Ces nominations découlent d’une nécessité de protéger les peuples autochtones du pays, parmi lesquels les Yanomamis d’Amazonie. Situé à l’extrême nord du Brésil, la Terre Indigène Yanomami (TIY) est un territoire de 9,6 millions d’hectares, très riche en ressources (minières notamment).
En janvier, le gouvernement fédéral a dû faire face à l’aggravation de la crise humanitaire dans le TIY, conséquence de l’invasion des mineurs et de l’abandon de l’aide de l’État.
Des enfants et des adultes Yanomamis ont été identifiés comme souffrant de malaria sévère et de malnutrition, ainsi que de cas de pneumonie et de contamination par le mercure, un métal utilisé par les mineurs illégaux sans aucun contrôle. L’inaction Étatique a fait que les Yanomamis ont 13 fois plus de chances de mourir de causes évitables que le reste de la population brésilienne.

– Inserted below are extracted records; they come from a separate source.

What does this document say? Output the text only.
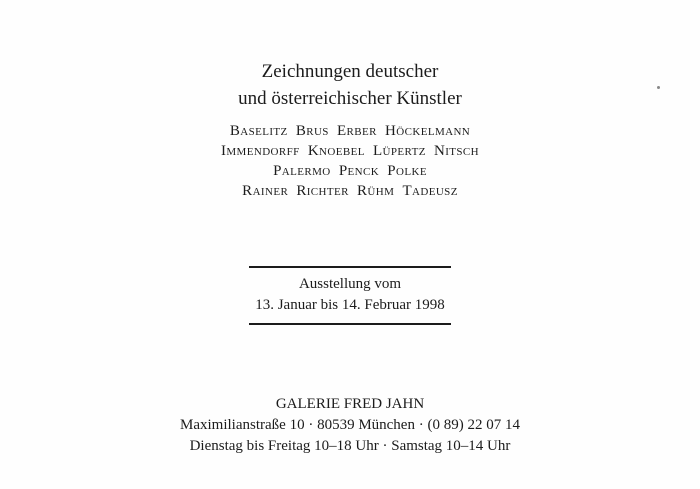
Zeichnungen deutscher
und österreichischer Künstler
Baselitz Brus Erber Höckelmann
Immendorff Knoebel Lüpertz Nitsch
Palermo Penck Polke
Rainer Richter Rühm Tadeusz
Ausstellung vom
13. Januar bis 14. Februar 1998
GALERIE FRED JAHN
Maximilianstraße 10 · 80539 München · (0 89) 22 07 14
Dienstag bis Freitag 10–18 Uhr · Samstag 10–14 Uhr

Le gouvernement fédéral a lancé l’opération Yanomami pour expulser les mineurs des terres indigènes, détruire les équipements, enquêter sur la chaîne de commandement de ces opérations et garantir l’assistance au peuple indigène.
Flavio Dino, ministre de la justice, a annoncé l’ouverture d’une enquête pour « génocide » au regard des agissements du gouvernement Bolsonaro à l’égard du peuple Yanomami.